Harman öylesine kaliteli ve zengin ki tüm notaları hem bir arada hem de tek tek algılayabiliyorsunuz.Çoğu Amouage parfümünde zaten belirgin olan bu olay memoir de doruk noktasına ulaşmış ve her fazda notalar son derece uyumlu bir şekilde kendini göstermiş.Kalıcılığı Amouage standartlarında,Farkedlirlik ise biraz standart altı diyebilirim.Ki bana göre bu denli karanlık ve sofistike bir çalışmanın çok fazla farkedilir olması uzun kullanımlarda biraz sıkıcı olabilir (bkz: interlude) Bunun yanında doğru mod ve ruh haline sahipseniz başka bir değişle bu parfümü taşıyabilecek özelliklere sahipseniz imza kokunuz olabilir.Ancak öyle club ortamlarında pek fazla iş yapacak bir parfüm olmadığını belirtmem gerekir.Biraz ağır başlılık görmüş geçirmişlik isteyen bir yapıda.Bir clubta dans eden etrafına gülücükler saçan birine göre değil,club'a zorunlu olarak gelmiş herkes eğlenirken dirseklerini bistroya dayamış sessiz ve donuk bir şekilde içkisini içenlerin parfümü memoir.

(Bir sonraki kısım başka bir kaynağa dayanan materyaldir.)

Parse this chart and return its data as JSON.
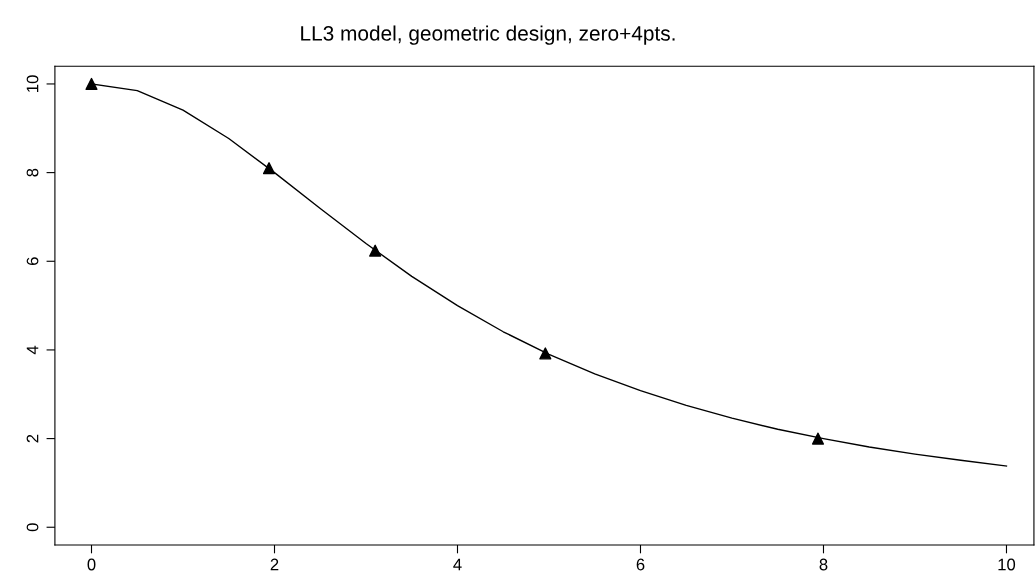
{
  "chart_data": {
    "type": "scatter",
    "title": "LL3 model, geometric design, zero+4pts.",
    "series": [
      {
        "color": "#000000",
        "marker": "triangle",
        "x": [
          0,
          1.94,
          3.1,
          4.96,
          7.94
        ],
        "values": [
          10,
          8.1,
          6.24,
          3.92,
          2.0
        ]
      },
      {
        "type": "line",
        "color": "#000000",
        "marker": "none",
        "line_style": "solid",
        "x": [
          0,
          0.5,
          1,
          1.5,
          2,
          2.5,
          3,
          3.5,
          4,
          4.5,
          5,
          5.5,
          6,
          6.5,
          7,
          7.5,
          8,
          8.5,
          9,
          9.5,
          10
        ],
        "values": [
          10,
          9.85,
          9.41,
          8.77,
          8.0,
          7.19,
          6.4,
          5.66,
          5.0,
          4.41,
          3.9,
          3.46,
          3.08,
          2.75,
          2.46,
          2.21,
          2.0,
          1.81,
          1.65,
          1.51,
          1.38
        ]
      }
    ],
    "xlim": [
      -0.4,
      10.3
    ],
    "ylim": [
      -0.4,
      10.4
    ],
    "xticks": [
      0,
      2,
      4,
      6,
      8,
      10
    ],
    "yticks": [
      0,
      2,
      4,
      6,
      8,
      10
    ],
    "grid": false,
    "legend": false
  }
}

sonuçta kullanımı zor ama doğru kullanıcıyla buluştuğunda imza kokusu olabilecek,çok sıcak ve nemli yaz günleri dışında her mevsim kullanılabilecek ancak dozajlamaya dikkat edilmesi gereken bana göre amouage'ın en kaliteli ve derin eseri.Bunun yanında sevmesi ve alışması zaman isteyen,sample'dan 2 fısla çözülemeyecek kadar derin bir eser olduğunuda belirtmek isterim.